Janeane Garofalo, also making her Broadway debut, is totally flat as the self-centered Lee and seems at moments just happy to have remembered her lines. Lili Taylor is more sympathetic as the put-upon Bessie but displays little of the character's struggle to make herself believe that her life has had value because, as she tells Lee, "I am so lucky to have loved so much." (Click here to read an interview with both actresses).

Only Celia Weston as dotty Aunt Ruth captures the bracing tonic of melancholy and willful optimism that McPherson created. Without that mix, Marvin's Room is kind of empty.

Cost of Living, the new play by Martyna Majok at Manhattan Theatre Club's City Center Stage I, reinvigorates McPherson's formula with contemporary compassion and wit. It links two stories about disabled people and their caretakers.

In the first, a wealthy Princeton grad student with cerebral palsy hires a down-on-her-luck woman to help him with basic tasks that include shaving and showering him each morning. His needs are obvious and he has to make himself physically naked in order to get them met (yep; there is nudity). Her needs are less apparent but they're all the more poignant when revealed.
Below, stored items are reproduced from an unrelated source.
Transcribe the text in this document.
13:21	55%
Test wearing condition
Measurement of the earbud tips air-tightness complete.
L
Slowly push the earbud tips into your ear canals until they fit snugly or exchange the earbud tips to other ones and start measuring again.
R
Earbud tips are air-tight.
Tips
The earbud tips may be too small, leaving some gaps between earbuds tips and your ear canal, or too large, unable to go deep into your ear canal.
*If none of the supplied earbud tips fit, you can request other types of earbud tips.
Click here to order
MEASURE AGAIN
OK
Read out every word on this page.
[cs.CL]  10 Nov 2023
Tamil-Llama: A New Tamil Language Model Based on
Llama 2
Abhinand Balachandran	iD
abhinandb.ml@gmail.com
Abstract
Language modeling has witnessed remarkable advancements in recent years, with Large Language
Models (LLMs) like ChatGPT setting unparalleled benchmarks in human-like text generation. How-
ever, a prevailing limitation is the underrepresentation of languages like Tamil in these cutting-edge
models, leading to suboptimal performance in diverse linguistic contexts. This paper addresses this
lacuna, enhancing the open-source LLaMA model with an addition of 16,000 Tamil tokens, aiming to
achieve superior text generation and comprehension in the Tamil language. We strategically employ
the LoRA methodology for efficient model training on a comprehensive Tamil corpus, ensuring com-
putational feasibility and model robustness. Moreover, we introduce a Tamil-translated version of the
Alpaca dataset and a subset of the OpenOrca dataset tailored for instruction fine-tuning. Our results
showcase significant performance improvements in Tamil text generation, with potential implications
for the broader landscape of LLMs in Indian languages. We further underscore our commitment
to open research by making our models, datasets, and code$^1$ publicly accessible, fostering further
Meanwhile in another New Jersey town, a thirtysomething woman has been in a car accident that has left her a quadriplegic and in need of full-time help. Her ex-husband, an out-of-work truck driver, volunteers for the job but it's unclear whether he's doing it out of guilt, love or some unspoken need of his own.

Gregg Mozgala, who plays the grad student, and Katy Sullivan, who plays the quadriplegic woman, are themselves disabled, although less severely than their characters. They're also terrific in these roles. Not just terrific for disabled actors but terrific period, creating characters who refuse to settle for cheap sympathy and who aren't afraid to be a pain in the ass.

Jolly Abraham and Victor Williams are equally good as the caretakers. Majok and director Jo Bonney are to be congratulated for casting actors of color in these roles, particularly because little mention of race is made. 

Williams emerges as the emotional linchpin of the play and it's wonderful to see a black actor get the chance to show a tenderness that men of color rarely get to exhibit onstage.

Still, the highest praise must go to Majok, who respects the full range of the humanity—the good, the bad, the prickly—in all four of her subjects (click here to read an interview with her).

The final scene ties things up too neatly for me but under Bonney's astute direction, Cost of Living, which runs only through next weekend, makes you look past corporeal concerns and into the soul-defining needs we all share.